# Aquarium-safe materials for DIY ornaments.



## Bub (Jun 14, 2006)

I'm interested in making some DIY ornaments (mainly caves) and I just want to make sure that I have aquarium-safe materials.

styrofoam?
tupperware?
pvc?

What other materials can be used? What kind of glue?

The first DIY cave I plan on making would be a simple one- cut holes in a tupperware container and glue gravel to the outside.


----------



## violet (Mar 17, 2006)

There is a 2 part epoxy made for aquarium use, be good for use on PVC, especially if you rough up the surface. There is also marine epoxy which I have used, seems to be the same, just cheaper. Don't know if it would work for tupperware.
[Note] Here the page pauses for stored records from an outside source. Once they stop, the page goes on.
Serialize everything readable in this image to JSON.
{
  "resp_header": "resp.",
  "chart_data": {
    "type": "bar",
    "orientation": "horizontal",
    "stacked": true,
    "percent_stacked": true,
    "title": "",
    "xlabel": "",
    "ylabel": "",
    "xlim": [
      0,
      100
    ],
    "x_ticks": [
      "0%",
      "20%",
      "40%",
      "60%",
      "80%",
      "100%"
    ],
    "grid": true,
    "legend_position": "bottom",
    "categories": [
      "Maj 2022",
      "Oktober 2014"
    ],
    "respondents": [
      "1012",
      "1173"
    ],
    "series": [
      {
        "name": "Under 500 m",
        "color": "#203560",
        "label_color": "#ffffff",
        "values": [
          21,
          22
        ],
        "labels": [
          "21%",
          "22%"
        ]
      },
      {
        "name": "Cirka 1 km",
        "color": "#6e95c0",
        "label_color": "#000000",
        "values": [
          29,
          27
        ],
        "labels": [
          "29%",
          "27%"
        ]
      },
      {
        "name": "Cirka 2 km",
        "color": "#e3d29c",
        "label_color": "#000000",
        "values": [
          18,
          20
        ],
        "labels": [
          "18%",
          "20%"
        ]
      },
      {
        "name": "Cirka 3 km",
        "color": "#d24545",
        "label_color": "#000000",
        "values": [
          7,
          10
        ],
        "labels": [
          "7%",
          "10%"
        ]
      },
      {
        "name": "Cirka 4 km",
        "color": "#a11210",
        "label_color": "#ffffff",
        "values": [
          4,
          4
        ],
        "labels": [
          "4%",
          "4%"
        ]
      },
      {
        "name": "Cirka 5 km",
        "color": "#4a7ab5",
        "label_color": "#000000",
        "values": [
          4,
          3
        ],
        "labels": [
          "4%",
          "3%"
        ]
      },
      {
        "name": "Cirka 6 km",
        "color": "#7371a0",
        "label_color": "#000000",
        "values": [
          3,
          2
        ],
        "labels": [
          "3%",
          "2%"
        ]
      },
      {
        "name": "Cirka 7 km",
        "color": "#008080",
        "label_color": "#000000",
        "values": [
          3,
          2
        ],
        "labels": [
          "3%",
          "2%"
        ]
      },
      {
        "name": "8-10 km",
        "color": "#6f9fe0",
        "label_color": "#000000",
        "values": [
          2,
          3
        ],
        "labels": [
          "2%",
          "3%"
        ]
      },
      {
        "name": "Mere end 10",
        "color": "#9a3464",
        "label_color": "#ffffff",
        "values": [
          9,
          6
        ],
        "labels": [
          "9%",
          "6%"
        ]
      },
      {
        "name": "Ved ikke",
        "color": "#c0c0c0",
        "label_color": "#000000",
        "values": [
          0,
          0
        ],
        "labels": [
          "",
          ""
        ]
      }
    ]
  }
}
Plain aquarium silicone might be better for that, cure at least 48 hours

Make sure the tupperware is super clean or new. Plastics can hold residual films of oils and soaps.

violet


----------



## dwool36 (Jan 31, 2006)

Coconut shells make excellent caves.


----------



## Puffer Pita (Jun 16, 2006)

PVC can be used as long as its new, and superglue is safe - reefers use it all the time.


----------



## Bub (Jun 14, 2006)

I just realized there is a DIY forum here. I'm retarded.


----------